File Monitor

The File Monitor Source generates events from text files, compressed, archived, and (some) binary log files, based on lines and records extracted from the content.

Available in Cribl.Cloud: No | Type: System | TLS Support: N/A | Event Breaker Support: Yes

As of v.4.2.x, this Source can process the following file formats:

  • Compressed/archived: zip, gzip, zstd, andtar. Cribl Edge only supports DEFLATE compression for zip files.
  • ASCII: text.
  • Non-ASCII binary.

Binary files are broken into base64-encoded chunks and streamed bypassing Event Breakers. Text files are processed normally through Event Breakers. (Before v.4.2.x, the File Monitor Source could handle only text files.) Also as of v.4.2.x, the File Monitor Source no longer excludes *.gz files by default.

Discovering and Filtering Files to Monitor

To produce its initial list of files to monitor, the File Monitor Source runs a discovery procedure at a configurable Polling interval. The Source then applies an Allowed list to filter the initial list down into its final form. Then, for each file on the list, the Source compares current state with previously-stored state. This comparison determines whether the File Monitor Source will actually watch a given file for a given polling interval, or just ignore the file.

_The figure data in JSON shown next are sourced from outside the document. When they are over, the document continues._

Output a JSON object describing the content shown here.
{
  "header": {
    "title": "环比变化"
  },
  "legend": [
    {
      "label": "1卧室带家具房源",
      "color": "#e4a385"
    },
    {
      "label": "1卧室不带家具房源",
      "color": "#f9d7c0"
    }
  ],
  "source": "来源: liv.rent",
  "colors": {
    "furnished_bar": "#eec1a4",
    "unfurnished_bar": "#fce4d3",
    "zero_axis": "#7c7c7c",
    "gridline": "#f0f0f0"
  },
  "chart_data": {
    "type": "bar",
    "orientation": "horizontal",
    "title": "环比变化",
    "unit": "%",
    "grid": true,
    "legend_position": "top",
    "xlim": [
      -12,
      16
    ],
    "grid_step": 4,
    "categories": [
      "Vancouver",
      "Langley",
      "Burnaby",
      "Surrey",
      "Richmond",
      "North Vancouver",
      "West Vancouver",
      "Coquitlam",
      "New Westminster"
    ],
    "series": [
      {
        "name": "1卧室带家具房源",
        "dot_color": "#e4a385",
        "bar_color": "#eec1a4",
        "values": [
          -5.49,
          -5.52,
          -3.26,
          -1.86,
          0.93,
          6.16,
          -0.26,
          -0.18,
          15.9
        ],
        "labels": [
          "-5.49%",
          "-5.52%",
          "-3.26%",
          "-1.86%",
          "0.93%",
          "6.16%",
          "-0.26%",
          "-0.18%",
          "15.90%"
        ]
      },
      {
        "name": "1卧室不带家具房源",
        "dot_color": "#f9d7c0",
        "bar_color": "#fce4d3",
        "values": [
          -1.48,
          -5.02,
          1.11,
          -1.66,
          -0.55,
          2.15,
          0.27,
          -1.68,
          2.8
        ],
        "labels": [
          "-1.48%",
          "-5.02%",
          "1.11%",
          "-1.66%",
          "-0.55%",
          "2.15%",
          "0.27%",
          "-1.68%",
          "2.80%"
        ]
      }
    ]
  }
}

In the simplest case, the Source discovers a file for which it has no stored state. This means that the file has just been created, and needs to be monitored. See the Examples for other possibilities, along with a description of the Status tab, which displays state information for all files being monitored.

How does the File Monitor Source discover files in the first place? You have the choice of two Discovery Modes: Auto or Manual.

  • In Auto mode, the Source automatically discovers files that running processes have open for writing. Auto mode collects logs from (the discovered) active files that match the path/allowlist.

    Auto mode is useful to detect which files are being written to. For example, if you enter an allowlist of *log, Auto mode will find all the active logs within that directory, no matter what’s writing to it, and it will exclude any rotated logs.

Cribl Edge currently supports Auto mode only when running on Linux, not on Windows.

  • In Manual mode, the Source discovers files based on the specified directory and depth.

    Manual mode is often used to collect logs in a folder where the process that creates them rotates them when they get large. For example, if you specify a path of /var/log and an allowlist of */messages*, Manual mode will capture the current /var/log/messages, as well as older logs from /var/log/messages*.

If you are using a tool like rsync to transfer files in chunks, the File Monitor Source might start collecting files before the transfer is complete. To prevent this, configure your tool to transfer files serially. (For example, use: rsync --append.)

Configuring a File Monitor Source

From the top nav, click Manage, then select a Fleet to configure. Next, you have two options:

Configure via QuickConnect

  1. To configure via the graphical QuickConnect UI, click Routing > QuickConnect (Stream) or Collect (Edge).
  2. Click Add Source at left. From the resulting drawer’s tiles, select System and Internal > File Monitor.
  3. Click either Add Destination or (if displayed) Select Existing.

The General Settings drawer will open.

Configure via Routing

  1. Click Data > Sources (Stream) or More > Sources (Edge).
  2. From the resulting page’s tiles or left nav, select System and Internal > File Monitor.
  3. Click Add Source to open the New Source modal.

General Settings

Enabled: Toggle to Yes to enable the Source.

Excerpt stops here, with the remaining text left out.